A Biden Administration Climate Resilience Policy
Suppose that President Biden appoints a chief resilience officer. What should this person do all day long? Here I sketch a wish list.
Given that information is a public good, I would first ask that independent teams of climate scientists offer geographically refined predictions about what risks different parts of the United States face in terms of temperature extremes, rainfall, natural disasters and other indicators of risk.

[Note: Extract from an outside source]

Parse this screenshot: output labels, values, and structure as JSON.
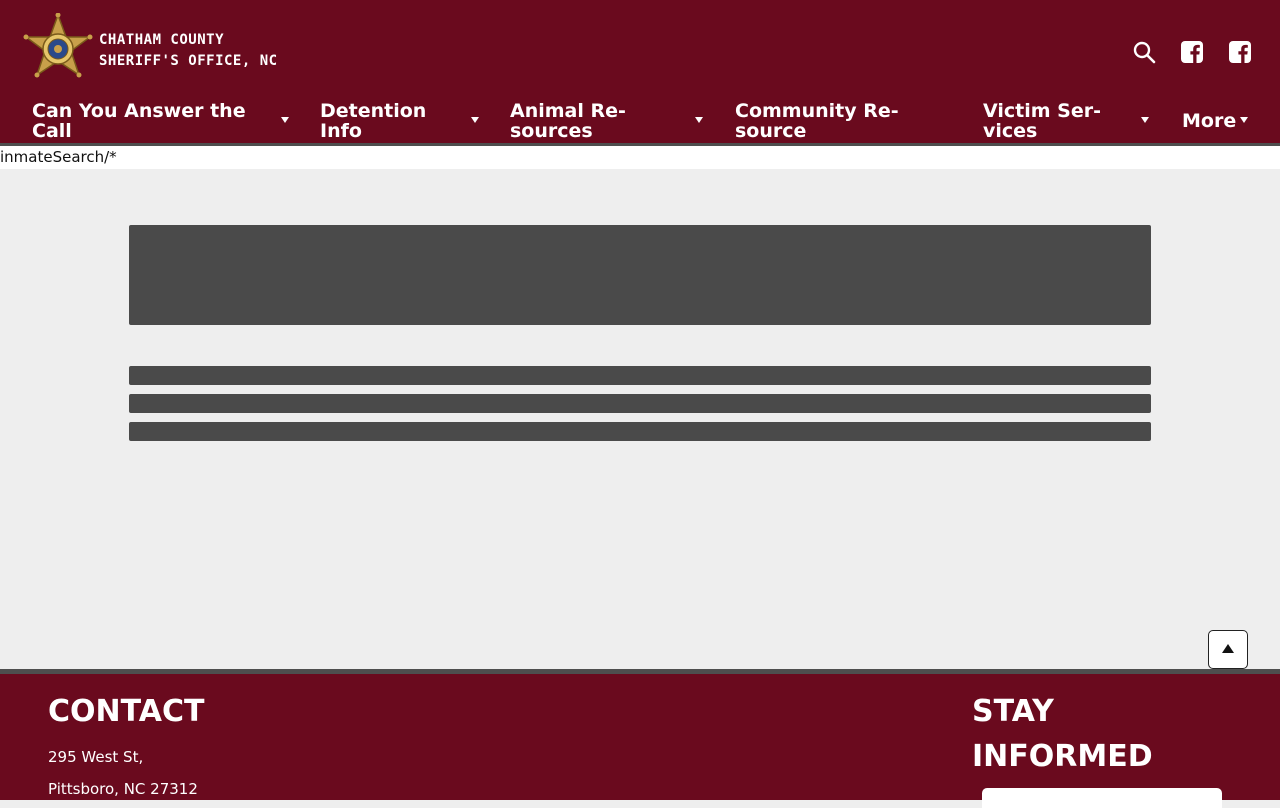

Using ideas from mechanism design (i.e truth telling), I would try to encourage the climate scientists to be honest about their own uncertainty about their own forecasts. Once this collection of forecasts is created, I would then convene a regular panel of these experts to debate with each other to see if they could reach a consensus on the spatial and temporal distribution of these risks. In English, what I mean is —- for different parts of Southern Florida —- what is highly likely sea level rise and over what time frame? How much disagreement among the experts is there?
I then would nudge the investment community (mortgage lenders, GSEs, hedge funds, ratings agencies) to adopt a standard approach for always accessing these data before any major transaction is done. This information requirement (similar to being made aware in California about whether a home is in a earthquake zone) would reduce Akerlof Lemons concerns that naïve behavioral fools are purchasing risky assets because they haven’t done their homework about their risk exposure.
Given that there are poor cities in the U.S and these cities are exposed to more natural disaster risk, I would introduce an infrastructure subsidy program to encourage these places to borrow money to protect themselves. Such cities would need to have “skin in the game” and contribute their own funds as well. See my 2017 paper and my new co-authored 2020 paper.
A second way to help poor people who live in poor cities that face greater risk is to expand the housing voucher program so that they can move to higher ground. Similar to HUD’s MTO program, I would suggest running a field experiment where voucher recipients are required to move to lower poverty places whose topography is on higher ground and the safety and quality of life of these individuals could be studied ex-post and the treatment group’s well being as compared to the control group’s well being could be quantified.
I will stop here but in my next posting I will continue on this theme of how the federal government can use its tools to build up the population’s climate resilience.